Our planet continues to warm. A recent series of reports anticipates a 4-degree (Celsius) rise in global temperatures by 2100 — twice the target that nations adopted in 2010 as the maximum allowable range for avoiding dangerous changes that will include the loss of coastal communities, the spread of deserts, extreme weather, and food and water shortages.

This warming process goes on amid repeated attempts at the global level to cap the greenhouse emissions that drive climate change. The most recent effort demonstrated once again the inability of leaders to make the hard choices needed to stave off a warmer future.

It is hard to escape the irony of nations holding the latest round of climate talks in Qatar, a country that relies on the production of a resource that creates greenhouse emissions, and that has used its riches to become the world’s largest emitter of greenhouse gasses per capita. Behind the seeming poke at the very intent of an attempt to limit such emissions was a recognition that eventual success of the fight against global warming depends on cooperation from fossil fuel producers, as well as from “consumers” — developed and developing economies.

Negotiations to limit greenhouse gas emissions began in 1992 and culminated in the 1997 Kyoto Protocol, which requires industrialized nations to cut greenhouse gas emissions by 5 percent during the 2008-2012 commitment period from 1990s levels.

That agreement was harshly criticized because it required only developed economies to act. At one time, that made sense — those nations contributed the overwhelming majority of gases that had driven climate change to that point — but by the time of the Kyoto negotiations, emerging economies were becoming significant greenhouse gas emitters.

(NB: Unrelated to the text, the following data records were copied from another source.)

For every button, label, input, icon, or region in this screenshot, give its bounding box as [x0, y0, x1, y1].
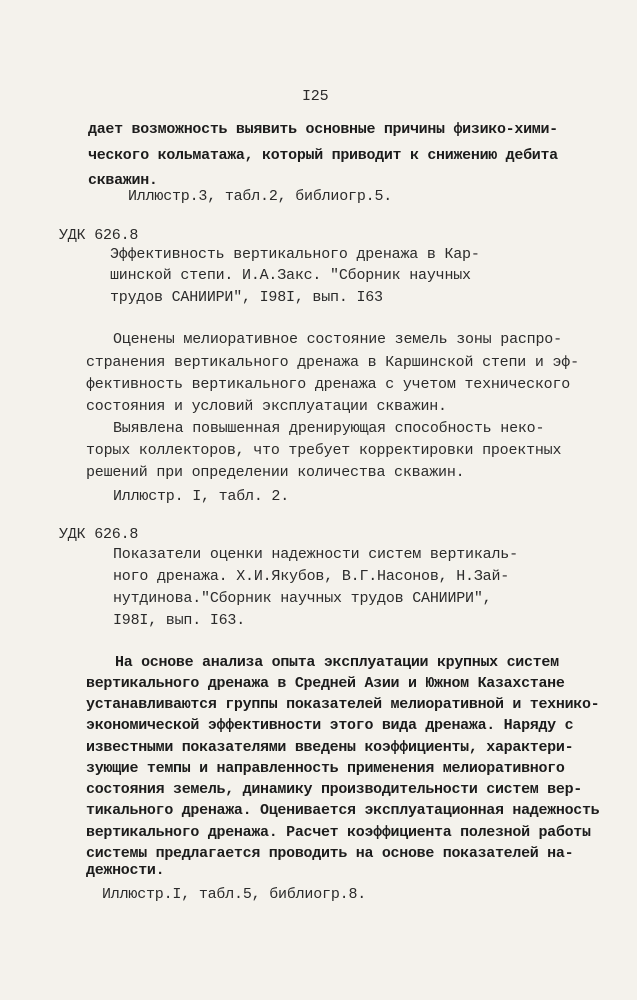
entry2-citation-line-1: Показатели оценки надежности систем вертикаль- [113, 546, 518, 563]
entry2-citation-line-3: нутдинова."Сборник научных трудов САНИИРИ", [113, 590, 492, 607]
entry2-abstract-line-10: системы предлагается проводить на основе показателей на- [86, 845, 574, 862]
entry1-citation-line-3: трудов САНИИРИ", I98I, вып. I63 [110, 289, 383, 306]
entry1-citation-line-1: Эффективность вертикального дренажа в Кар- [110, 246, 480, 263]
entry2-abstract-line-7: состояния земель, динамику производительности систем вер- [86, 781, 582, 798]
entry2-abstract-line-4: экономической эффективности этого вида дренажа. Наряду с [86, 717, 574, 734]
intro-note: Иллюстр.3, табл.2, библиогр.5. [128, 188, 393, 205]
entry2-abstract-line-9: вертикального дренажа. Расчет коэффициента полезной работы [86, 824, 591, 841]
entry1-abstract-line-6: торых коллекторов, что требует корректировки проектных [86, 442, 562, 459]
entry1-note: Иллюстр. I, табл. 2. [113, 488, 290, 505]
entry1-abstract-line-4: состояния и условий эксплуатации скважин. [86, 398, 447, 415]
intro-line-3: скважин. [88, 172, 158, 189]
entry2-abstract-line-3: устанавливаются группы показателей мелиоративной и технико- [86, 696, 600, 713]
entry1-abstract-line-5: Выявлена повышенная дренирующая способность неко- [113, 420, 545, 437]
entry2-abstract-line-1: На основе анализа опыта эксплуатации крупных систем [115, 654, 559, 671]
intro-line-1: дает возможность выявить основные причины физико-хими- [88, 121, 558, 138]
intro-line-2: ческого кольматажа, который приводит к снижению дебита [88, 147, 558, 164]
entry2-abstract-line-6: зующие темпы и направленность применения мелиоративного [86, 760, 565, 777]
entry2-udk: УДК 626.8 [59, 526, 139, 543]
entry2-abstract-line-8: тикального дренажа. Оценивается эксплуатационная надежность [86, 802, 600, 819]
entry1-abstract-line-3: фективность вертикального дренажа с учетом технического [86, 376, 571, 393]
entry2-abstract-line-11: дежности. [86, 862, 165, 879]
entry2-note: Иллюстр.I, табл.5, библиогр.8. [102, 886, 367, 903]
entry1-abstract-line-2: странения вертикального дренажа в Каршинской степи и эф- [86, 354, 579, 371]
entry1-abstract-line-7: решений при определении количества скважин. [86, 464, 465, 481]
entry1-abstract-line-1: Оценены мелиоративное состояние земель зоны распро- [113, 331, 562, 348]
entry2-citation-line-2: ного дренажа. Х.И.Якубов, В.Г.Насонов, Н.Зай- [113, 568, 510, 585]
entry2-abstract-line-2: вертикального дренажа в Средней Азии и Южном Казахстане [86, 675, 565, 692]
entry1-citation-line-2: шинской степи. И.А.Закс. "Сборник научных [110, 267, 471, 284]
page-number: I25 [302, 88, 329, 105]
entry2-abstract-line-5: известными показателями введены коэффициенты, характери- [86, 739, 574, 756]
entry2-citation-line-4: I98I, вып. I63. [113, 612, 246, 629]
entry1-udk: УДК 626.8 [59, 227, 139, 244]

In 2007, China became the world’s leading source of greenhouse gasses and India is now number three. (The United States is rated number two.) Yet, in the name of what they believed was fair, they refused to impose costs on their economic growth to solve a problem they did not create. If only the earth was so discerning.

The Kyoto Protocol had other flaws, too. Because of its limited scope, many nations, the U.S. among them, refused to ratify the pact. That drastically limited its effectiveness. Moreover, it is set to expire on Dec. 31, which made negotiations on a successor deal critical.

These talks, stretching over several years and large international meetings, had foundered on the question of universality: whether and how all nations could be included in a single framework. A 2009 meeting in Copenhagen was widely regarded as a failure, despite fig leaf pledges to make voluntary reductions.

The latest talks in Doha, Qatar, moved the process forward, but just barely. Negotiators agreed to extend the Kyoto Protocol through 2020, and will now work to create “a new protocol, another legal instrument or agreed outcome with legal force that will be applicable to all parties to the U.N. climate convention.”

The new treaty will be adopted in 2015, and will go into effect in 2020. It is a bittersweet success: Former signatories Japan, Canada and Russia all abandoned the Kyoto Protocol; the treaty now covers countries that produce just 15 percent of greenhouse gas emissions. Worse, no new pledges to cut greenhouse gasses were secured. Not surprisingly, those emissions are forecast to rise 2.6 percent in 2012, and increase some 58 percent over 1990.

Acceptance of legally binding limits for all nations is an important step forward. So, too, is the decision to finally put in place the climate change fund agreed to at the Copenhagen conference. This mechanism will provide up to $100 billion by 2020 to poorer nations as they battle the effects of climate change. It has startup capital and a home in South Korea, but implementation has been slowed as governments fight over its rules of operation — some governments want to vet all its investments — and donors have struggled with the effects of the global financial crisis.

The new agreement contains a pledge to “identify pathways for mobilizing the scaling up of climate finance,” but omits specific commitments and targets.

To call the Doha meeting a success redefines optimism. The truth is that only the bare minimum was achieved without having to tear up the entire climate change process.

Climate change is real, and its impacts mounting. Smaller island nations are already threatened and the surge in extreme storms, along with rising levels of Arctic melt are signs of a planet that is being changed in fundamental ways.

Yet governments show no urgency in addressing this problem. Japan should return to the Kyoto Protocol and join the second commitment period from 2013 to 2020. At least it should work out a domestic goal to reduce emissions from 2013 onward.

Ms. Christiana Figueres, head of the United Nations Climate Change Secretariat, doubts that diplomats will ever deliver change at the needed speed.

That means new mechanisms must emerge. Businesses and publics must drive this process. Investment in carbon-free renewable energy hit a record $260 billion in 2011 and will continue to grow as business leaders see opportunity in sustainable, efficient investment. Consumers should demand that business take this path and insist their governments make such decisions easier by structuring tax schemes accordingly.

Regardless of the “equity” of such a framework, developed countries are likely to have to lead, since developing country publics are more focused on crude quantitative improvements in their lives. That is not a criticism but a fact of life. That is not to say their governments should not care, but it means that the process of leadership will be different.

That sort of differentiation — within a universal system — is the best hope for an effective climate change regime.